Communiqué de presse du 4 août 2023

C’est la question que se posait déjà notre fédération lorsque de « bonnes fées » s’étaient penchées sur le site de PAULILLES  pour le transformer en port-marinas.

La question reste d’actualité avec les sauvages intentions du conseil départemental des Pyrénées-Orientales de destruction de la plage des TAMARINS et du comblement de l’Anse par un 3ème quai afin de  recevoir – au mieux – un bateau de commerce par semaine !

Mais la commune de PORT-VENDRES n’est pas en reste car après l’implantation invraisemblable de la caserne de gendarmerie, le maire Grégory MARTY s’est empressé dès son élection de rendre constructibles les flancs du CAP BĒAR , jusqu’alors protégés par des décisions judiciaires.

La procédure en demande d’annulation de ce nouveau plan d’urbanisme n’ayant pas encore – depuis deux ans – été examinée par la justice administrative, le maire a cependant délivré un permis de construire pour six villas dans la zone jusqu’alors naturelle du site.

L’impact du chantier de ces constructions est déjà considérable à la fois au niveau paysager mais aussi par rapport à la zone d’intérêt écologique, faunistique et floristique du CAP BĒAR .
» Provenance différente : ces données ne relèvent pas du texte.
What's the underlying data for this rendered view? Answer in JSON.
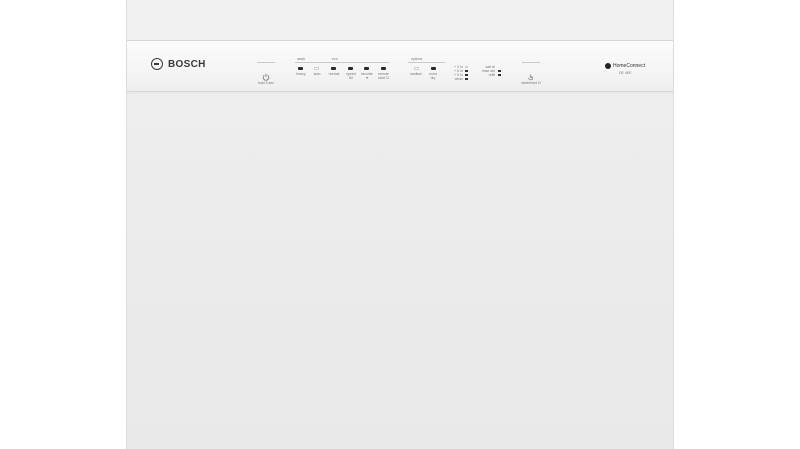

Le tout se situe dans le SITE PATRIMONIAL REMARQUABLE de la commune. Mais qui s’en préoccupe ? Certainement pas l’architecte des Bâtiments de France qui aurait dû exiger un plan d’aménagement  alors même que le site est sans issue et très pentu.

La FRENE 66 et PORT-VENDRES NATURE ENVIRONNEMENT ont donc saisi le juge des référés du tribunal administratif pour que cesse ce scandale qui une fois encore démontre que la Loi LITTORAL est totalement bafouée dans un espace sensible et culturel du rivage catalan


L’ audience du référé se tiendra le 9 août.